Sejak Rusia melancarkan serangan militernya di Ukraina seminggu yang lalu, badan pengungsi PBB UNHCR memperkirakan sekitar 660.000 pengungsi telah melarikan diri dari Ukraina ke negara-negara tetangga. Beberapa dari mereka bahkan melintasi perbatasan ke Rusia dengan harapan mencari suaka, kata badan tersebut.
Hun Sen mengatakan dia juga membahas masalah ini selama pertemuan bilateral dengan Perdana Menteri Malaysia Ismail Sabri Yaakob pada 24 Februari, di mana Perdana Menteri mengatakan Malaysia akan mempertahankan posisi netral.
Hun Sen menekankan bahwa pandangannya mewakili Kerajaan dan meskipun Kamboja saat ini memimpin ASEAN, itu tidak mencerminkan posisi blok tersebut. Dia menambahkan bahwa Kamboja mengambil kepemimpinan ASEAN pada saat yang menantang karena “masalah telah menumpuk,” yang dikutip sebagai upaya untuk mendorong Kode Etik (COC) untuk Laut Cina Selatan; masalah Myanmar, dan sekarang perang Rusia-Ukraina.
Meski tidak memihak salah satu negara, Hun Sen menawarkan pandangannya bahwa Rusia tidak akan memenangkan perang karena, katanya, “orang asing tidak akan memenangkan rakyat lokal”.

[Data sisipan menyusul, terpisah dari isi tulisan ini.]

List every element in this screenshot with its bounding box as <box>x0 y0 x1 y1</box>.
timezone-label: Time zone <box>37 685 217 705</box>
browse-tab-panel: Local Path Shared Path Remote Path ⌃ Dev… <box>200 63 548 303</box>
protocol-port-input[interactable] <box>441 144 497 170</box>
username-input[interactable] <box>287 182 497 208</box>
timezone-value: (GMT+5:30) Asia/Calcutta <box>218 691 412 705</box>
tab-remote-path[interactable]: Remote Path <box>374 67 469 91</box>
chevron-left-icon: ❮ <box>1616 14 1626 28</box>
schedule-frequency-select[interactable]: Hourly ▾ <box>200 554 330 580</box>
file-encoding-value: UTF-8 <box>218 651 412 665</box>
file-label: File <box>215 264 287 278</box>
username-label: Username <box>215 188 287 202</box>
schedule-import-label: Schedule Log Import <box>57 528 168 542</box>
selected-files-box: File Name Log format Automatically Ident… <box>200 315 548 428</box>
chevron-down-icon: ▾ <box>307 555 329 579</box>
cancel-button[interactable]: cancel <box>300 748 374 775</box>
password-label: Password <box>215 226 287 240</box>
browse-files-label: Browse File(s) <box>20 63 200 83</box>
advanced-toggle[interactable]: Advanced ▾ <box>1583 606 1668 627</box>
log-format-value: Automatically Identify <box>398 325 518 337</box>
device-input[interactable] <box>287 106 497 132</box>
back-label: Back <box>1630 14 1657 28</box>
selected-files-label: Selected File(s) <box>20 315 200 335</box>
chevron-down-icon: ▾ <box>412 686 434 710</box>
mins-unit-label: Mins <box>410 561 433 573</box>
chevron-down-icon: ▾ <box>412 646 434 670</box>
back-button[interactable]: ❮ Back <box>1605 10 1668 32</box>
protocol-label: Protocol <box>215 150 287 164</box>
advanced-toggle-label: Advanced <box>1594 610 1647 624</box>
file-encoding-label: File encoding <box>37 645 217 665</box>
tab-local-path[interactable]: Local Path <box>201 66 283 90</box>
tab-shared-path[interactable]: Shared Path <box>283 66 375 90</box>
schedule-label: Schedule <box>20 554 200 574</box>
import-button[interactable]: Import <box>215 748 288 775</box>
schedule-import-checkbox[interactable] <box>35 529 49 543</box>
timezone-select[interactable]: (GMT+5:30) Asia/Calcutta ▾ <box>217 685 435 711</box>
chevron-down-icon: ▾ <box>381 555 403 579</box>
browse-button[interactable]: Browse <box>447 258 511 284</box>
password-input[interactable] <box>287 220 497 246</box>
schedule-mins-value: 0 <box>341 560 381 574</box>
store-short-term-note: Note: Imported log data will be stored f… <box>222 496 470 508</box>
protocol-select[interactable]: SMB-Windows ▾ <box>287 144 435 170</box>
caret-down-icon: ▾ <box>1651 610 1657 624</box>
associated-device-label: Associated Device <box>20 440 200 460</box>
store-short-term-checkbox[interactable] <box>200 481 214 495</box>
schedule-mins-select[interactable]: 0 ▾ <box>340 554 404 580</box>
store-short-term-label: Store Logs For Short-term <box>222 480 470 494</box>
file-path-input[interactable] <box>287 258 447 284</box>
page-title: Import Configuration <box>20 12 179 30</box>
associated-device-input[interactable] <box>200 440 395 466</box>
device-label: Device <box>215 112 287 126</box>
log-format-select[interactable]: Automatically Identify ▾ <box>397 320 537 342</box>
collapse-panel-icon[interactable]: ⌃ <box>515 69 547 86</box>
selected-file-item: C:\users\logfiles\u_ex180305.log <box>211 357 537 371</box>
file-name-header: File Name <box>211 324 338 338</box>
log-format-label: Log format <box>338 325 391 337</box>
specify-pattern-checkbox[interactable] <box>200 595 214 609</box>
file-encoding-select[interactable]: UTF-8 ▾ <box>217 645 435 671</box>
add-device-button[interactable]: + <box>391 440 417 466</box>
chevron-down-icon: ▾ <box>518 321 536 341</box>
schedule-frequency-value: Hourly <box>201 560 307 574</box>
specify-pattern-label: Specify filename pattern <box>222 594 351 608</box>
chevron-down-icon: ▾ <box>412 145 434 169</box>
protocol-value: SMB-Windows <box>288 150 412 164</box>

Dia menawarkan penilaiannya tentang situasi militer, tampaknya sejak dia menjadi jenderal militer. Dia berspekulasi bahwa konvoi sepanjang 64 km yang memasuki ibu kota Kiev dapat “diserang dan dipecah menjadi beberapa bagian”, dan menyatakan bahwa pasukan Rusia dapat membagi diri menjadi kelompok-kelompok yang lebih kecil untuk menghindari pertempuran “habis-habisan”.
“Jadi perang akan berkepanjangan jika Rusia memutuskan menempatkan pasukannya di Ukraina. Ini akan mengarah pada penyergapan yang akan menyebabkan masing-masing pihak mengalami pertumpahan darah terus menerus,” dia memperingatkan.

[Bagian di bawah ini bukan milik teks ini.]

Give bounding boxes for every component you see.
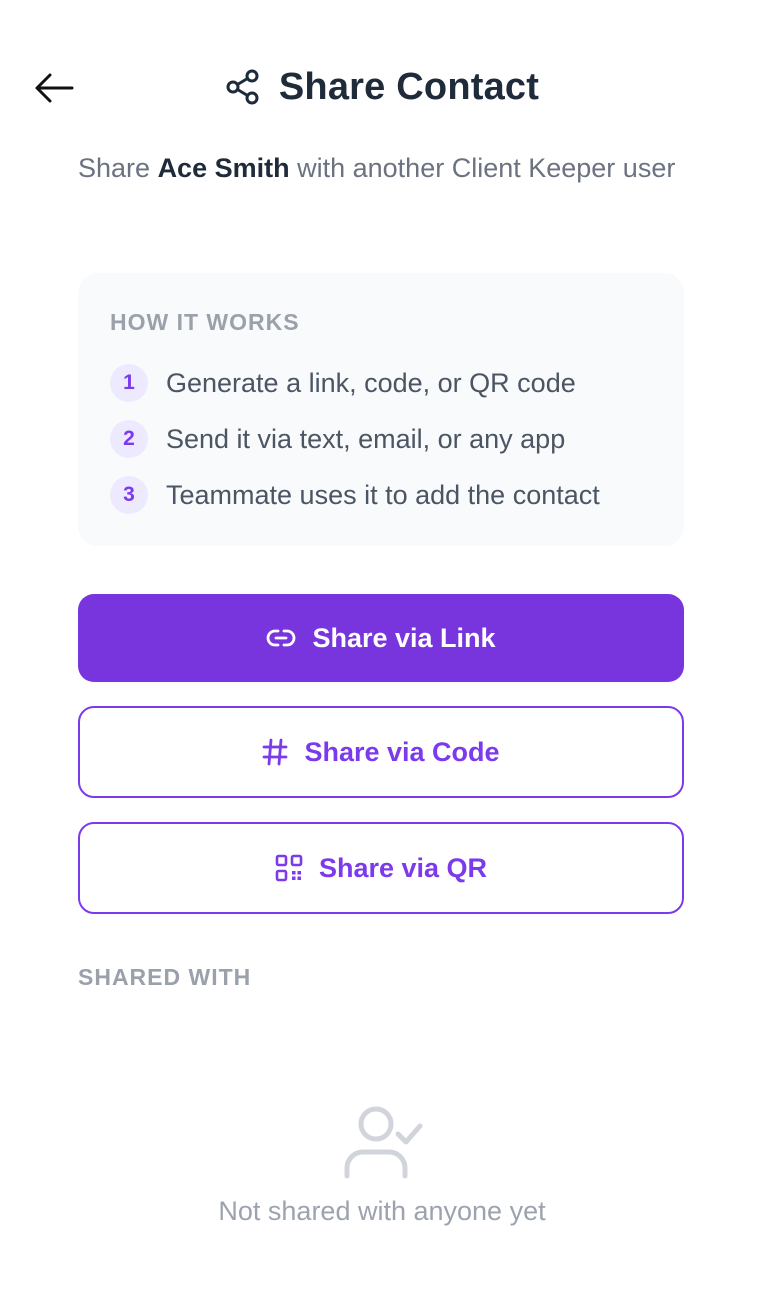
user-check-icon [344, 1106, 423, 1179]
share-via-code-button[interactable]: Share via Code [78, 706, 684, 798]
share-via-qr-label: Share via QR [318, 852, 488, 883]
share-icon [225, 69, 261, 105]
share-via-qr-button[interactable]: Share via QR [78, 822, 684, 914]
empty-state-text: Not shared with anyone yet [218, 1196, 546, 1226]
step-item: 2 Send it via text, email, or any app [110, 419, 565, 459]
share-description: Share Ace Smith with another Client Keep… [78, 148, 684, 188]
description-suffix: with another Client Keeper user [289, 153, 676, 183]
step-number-badge: 2 [110, 420, 148, 458]
share-via-link-button[interactable]: Share via Link [78, 594, 684, 682]
page-title: Share Contact [278, 65, 540, 108]
hash-icon [262, 738, 288, 766]
share-via-code-label: Share via Code [304, 736, 500, 767]
description-prefix: Share [78, 153, 158, 183]
step-number-badge: 3 [110, 476, 148, 514]
step-text: Generate a link, code, or QR code [166, 367, 576, 398]
contact-name: Ace Smith [157, 153, 290, 183]
title-row: Share Contact [0, 62, 764, 112]
step-number-badge: 1 [110, 364, 148, 402]
qr-code-icon [275, 854, 303, 882]
step-item: 1 Generate a link, code, or QR code [110, 363, 576, 403]
step-text: Teammate uses it to add the contact [166, 479, 600, 510]
how-it-works-card: HOW IT WORKS 1 Generate a link, code, or… [78, 273, 684, 546]
share-via-link-label: Share via Link [312, 622, 496, 653]
shared-with-title: SHARED WITH [78, 964, 252, 990]
link-icon [266, 627, 296, 649]
step-text: Send it via text, email, or any app [166, 423, 566, 454]
step-item: 3 Teammate uses it to add the contact [110, 475, 600, 515]
how-it-works-title: HOW IT WORKS [110, 309, 300, 335]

Tanpa menyebut Donetsk dan Luhansk – wilayah di jantung pembenaran Rusia untuk serangan militernya – Hun Sen mengatakan Kamboja tidak mempromosikan “pemisahan atau pemisahan diri” seperti yang terlihat di “Kosovo, Hong Kong, Tibet dan Taiwan”. .
Kin Phea, direktur Institut Hubungan Internasional Royal Academy of Cambodia, mencatat bahwa posisi yang diartikulasikan oleh Hun Sen konsisten dengan kebijakan luar negeri netralitas dan non-blok, sebagaimana tercantum dalam Pasal 53 Konstitusi.
Karena perang telah melampaui kedua negara untuk menjadi konflik proksi antara Rusia dan NATO yang dipimpin AS, kata Phea, Kerajaan akan melanggar kebijakan non-bloknya jika mendukung salah satu pihak dalam perang.
“Jika kami menunjukkan dukungan ke pihak (mana saja), kami akan menambahkan bahan bakar ke api. Kamboja adalah negara kecil yang pernah dijajah oleh negara tetangga. Tapi kami tidak pernah berada dalam posisi untuk menginvasi negara lain, jadi Kamboja tidak akan menerima invasi (negara mana pun) oleh (agresor) yang kuat.
“Keputusan untuk tidak mengutuk atau berpihak pada (partai) manapun datang dari posisi yang tidak ingin melihat konflik. Kami tidak ingin melihat perang atau invasi oleh negara besar atau lebih kecil,” katanya.